Getuigt ”geloven zonder bewijs” van arrogantie?
Maak je je schuldig aan arrogantie als je Hebreeën 11 inbrengt in een gesprek of discussie?
Een opmerking in een ”brief” in Elsevier (19-10) bleef haken: „Juist geloofssystemen zijn het toonbeeld van arrogantie vanwege het propageren van stellige opvattingen zonder bewijs (geloofsdefinitie van Hebreeën 11:1).” Stelt degene die zich beroept op deze tekst zich inderdaad arrogant op? Weigert hij of zij op redelijke wijze verantwoording af te leggen van grondovertuigingen? Schuif je met een beroep op deze woorden de argumenten van mensen met een andere levensovertuiging op goedkope wijze ter zijde?
Op de klank af lijken de woorden waarmee hoofdstuk 11 begint een moderne definitie. Het is echter de vraag of de schrijver ze ook als een definitie bedoeld heeft.
Paulus’ brieven beginnen volgens een vast patroon. De afzender richt zich tot de geadresseerden en spreekt een zegenwens uit. De Hebreeënbrief is meer te typeren als een preek die met de deur in huis valt: „Nadat God voorheen vele malen en op vele wijzen tot de vaderen gesproken had door de profeten, heeft Hij in deze laatste dagen tot ons gesproken door de Zoon.”
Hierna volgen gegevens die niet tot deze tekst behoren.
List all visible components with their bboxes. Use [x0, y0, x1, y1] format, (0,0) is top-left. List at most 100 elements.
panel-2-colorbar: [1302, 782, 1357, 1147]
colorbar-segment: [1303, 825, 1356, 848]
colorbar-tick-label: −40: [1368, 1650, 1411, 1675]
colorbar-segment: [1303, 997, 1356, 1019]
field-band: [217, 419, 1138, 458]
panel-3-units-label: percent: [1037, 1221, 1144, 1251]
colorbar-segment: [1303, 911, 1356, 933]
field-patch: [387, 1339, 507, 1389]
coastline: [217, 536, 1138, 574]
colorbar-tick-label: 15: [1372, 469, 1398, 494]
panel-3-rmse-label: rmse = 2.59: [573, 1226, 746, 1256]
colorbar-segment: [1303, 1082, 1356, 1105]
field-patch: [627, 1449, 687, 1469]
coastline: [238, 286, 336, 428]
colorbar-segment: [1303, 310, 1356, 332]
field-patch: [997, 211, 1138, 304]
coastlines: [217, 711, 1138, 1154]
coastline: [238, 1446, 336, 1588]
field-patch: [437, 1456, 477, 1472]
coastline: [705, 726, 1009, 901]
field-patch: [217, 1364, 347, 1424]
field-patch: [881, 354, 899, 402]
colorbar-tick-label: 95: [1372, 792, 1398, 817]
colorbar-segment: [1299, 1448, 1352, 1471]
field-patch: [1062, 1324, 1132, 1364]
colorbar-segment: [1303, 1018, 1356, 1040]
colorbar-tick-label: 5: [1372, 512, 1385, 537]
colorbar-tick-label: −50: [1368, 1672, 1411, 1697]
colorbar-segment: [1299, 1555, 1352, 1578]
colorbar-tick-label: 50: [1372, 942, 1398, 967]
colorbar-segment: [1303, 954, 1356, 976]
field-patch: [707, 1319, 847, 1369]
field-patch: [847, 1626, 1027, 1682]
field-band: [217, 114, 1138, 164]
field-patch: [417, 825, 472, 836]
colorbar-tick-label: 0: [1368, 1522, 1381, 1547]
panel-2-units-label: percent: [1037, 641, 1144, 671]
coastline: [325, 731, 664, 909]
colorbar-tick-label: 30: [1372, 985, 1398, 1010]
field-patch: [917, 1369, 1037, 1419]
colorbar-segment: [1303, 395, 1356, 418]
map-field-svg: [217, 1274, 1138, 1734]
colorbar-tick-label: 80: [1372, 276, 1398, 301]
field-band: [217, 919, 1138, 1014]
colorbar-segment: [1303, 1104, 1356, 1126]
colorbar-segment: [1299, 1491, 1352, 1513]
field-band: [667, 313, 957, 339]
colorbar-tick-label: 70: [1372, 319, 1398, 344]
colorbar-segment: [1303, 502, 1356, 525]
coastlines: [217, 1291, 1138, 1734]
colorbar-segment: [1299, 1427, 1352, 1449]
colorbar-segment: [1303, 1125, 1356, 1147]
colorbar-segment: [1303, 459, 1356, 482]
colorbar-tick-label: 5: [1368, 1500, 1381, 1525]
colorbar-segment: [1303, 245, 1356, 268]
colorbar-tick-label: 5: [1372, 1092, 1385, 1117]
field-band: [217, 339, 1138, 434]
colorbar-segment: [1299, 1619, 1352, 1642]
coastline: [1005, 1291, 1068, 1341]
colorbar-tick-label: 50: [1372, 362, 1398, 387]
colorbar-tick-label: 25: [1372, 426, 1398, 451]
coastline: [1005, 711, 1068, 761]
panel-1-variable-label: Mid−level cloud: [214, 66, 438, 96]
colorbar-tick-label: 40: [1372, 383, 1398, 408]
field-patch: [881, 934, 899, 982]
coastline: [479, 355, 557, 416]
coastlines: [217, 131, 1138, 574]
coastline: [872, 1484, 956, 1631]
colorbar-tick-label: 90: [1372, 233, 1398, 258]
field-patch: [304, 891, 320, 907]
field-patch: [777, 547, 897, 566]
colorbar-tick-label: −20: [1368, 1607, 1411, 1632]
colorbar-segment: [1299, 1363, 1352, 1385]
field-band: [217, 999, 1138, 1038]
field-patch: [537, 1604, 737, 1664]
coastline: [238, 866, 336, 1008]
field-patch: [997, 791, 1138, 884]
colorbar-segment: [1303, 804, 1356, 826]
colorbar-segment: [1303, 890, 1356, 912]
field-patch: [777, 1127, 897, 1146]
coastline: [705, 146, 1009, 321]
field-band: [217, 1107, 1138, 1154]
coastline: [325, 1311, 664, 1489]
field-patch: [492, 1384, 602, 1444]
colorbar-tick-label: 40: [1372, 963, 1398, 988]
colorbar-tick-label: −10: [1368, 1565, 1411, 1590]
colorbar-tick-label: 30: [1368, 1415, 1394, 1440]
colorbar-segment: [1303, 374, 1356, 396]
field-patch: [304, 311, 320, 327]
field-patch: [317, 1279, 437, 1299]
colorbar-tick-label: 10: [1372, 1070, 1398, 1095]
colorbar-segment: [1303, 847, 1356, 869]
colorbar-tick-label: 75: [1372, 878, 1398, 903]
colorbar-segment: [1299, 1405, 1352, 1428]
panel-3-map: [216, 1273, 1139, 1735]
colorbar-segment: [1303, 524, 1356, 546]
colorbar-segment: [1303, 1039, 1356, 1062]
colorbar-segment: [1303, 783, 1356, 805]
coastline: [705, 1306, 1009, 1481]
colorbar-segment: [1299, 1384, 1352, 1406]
De situatie van de geadresseerden lijkt op die van het volk Israël tijdens de woestijnreis. Steeds wordt de gemeente die geroepen is om de Heere Jezus te volgen, vergeleken met Israël in het Oude Testament. De weg naar het Beloofde Land is lang en moeizaam. Afval en matheid liggen op de loer. De aansporing is nodig om niet achterop te raken of zelfs af te vallen van het geloof. Vandaar de aansporing om de belijdenis vast te houden en elkaar niet uit het oog te verliezen: „Laten wij de onderlinge bijeenkomst niet nalaten” (10:25), want alleen zou de weg te zwaar zijn en zouden we het einddoel van de reis niet bereiken. Tegen mensen wier geloof geducht op de proef wordt gesteld, zegt de apostel dat zij goed moeten letten op de gelovigen van het Oude Testament. Ter bemoediging trekt een lange stoet van mensen voorbij.
Wil de apostel een ”definitie” van geloof geven? Verschillende overwegingen pleiten daartegen. Ten eerste is al eerder over geloof gesproken: „Laten wij tot Jezus naderen in volle zekerheid van het gelóóf” (10:22). Van de lezers wordt verwacht dat zij al weten wat met het geloof bedoeld wordt. Ten tweede valt op dat in deze ”definitie” met geen woord gesproken wordt over God of Christus. Bij een definitie van het geloof zou dat toch het eerste zijn waar je aan denkt. Ten slotte zijn de woorden niet bedoeld als een omschrijving van wat geloven is, maar wordt van het geloof gezegd dat het de drijvende kracht is die mensen in moeilijke situaties vooruit doet zien en de hoop aanwakkert dat de beloften van God zeker vervuld zullen worden.
De apostel begint hoofdstuk 11 niet met een definitie van geloof (in het Grieks ontbreekt het lidwoord!). Geloof is wel het onderpand van de beloofde toekomst en het bewijs van de komende grote daden van God. Overschat het zichtbare niet. Laat je niet imponeren door al die dingen die je nu ziet in deze wereld en die je de moed kunnen benemen. Geloven begint niet met zien, maar met horen. Zien en aanschouwen – dat hoort bij de toekomst. Geloof zal dan overgaan in aanschouwen. Nu komt het aan op horen en je toevertrouwen aan de beloften van God. Kijk maar naar al die mensen die aan je oog voorbijtrekken in dit hoofdstuk – met hun ogen hebben zij niet gezien wat God beloofd had, maar met hun oren hebben zij de beloften gehoord en ze hebben zich daar met heel hun hart aan toevertrouwd. Geloven begint met horen en ge-hoor-zamen. Abraham en alle anderen geloofden hun oren, niet hun ogen.
Maak je je schuldig aan arrogantie als je Hebreeën 11 inbrengt in een discussie? Nee, met deze woorden mogen we getuigen van de hoop dat God een betere, rijkere en grotere toekomst heeft weggelegd voor hen die zich aan Zijn stem toevertrouwen. We propageren geen onbewezen opvattingen, maar gunnen anderen deze hoop.
De auteur is bijzonder hoogleraar geschiedenis gereformeerd protestantisme vanwege de Gereformeerde Bond aan de PThU in Amsterdam en predikant van de hervormde wijkgemeente Grote Kerk in Hilversum.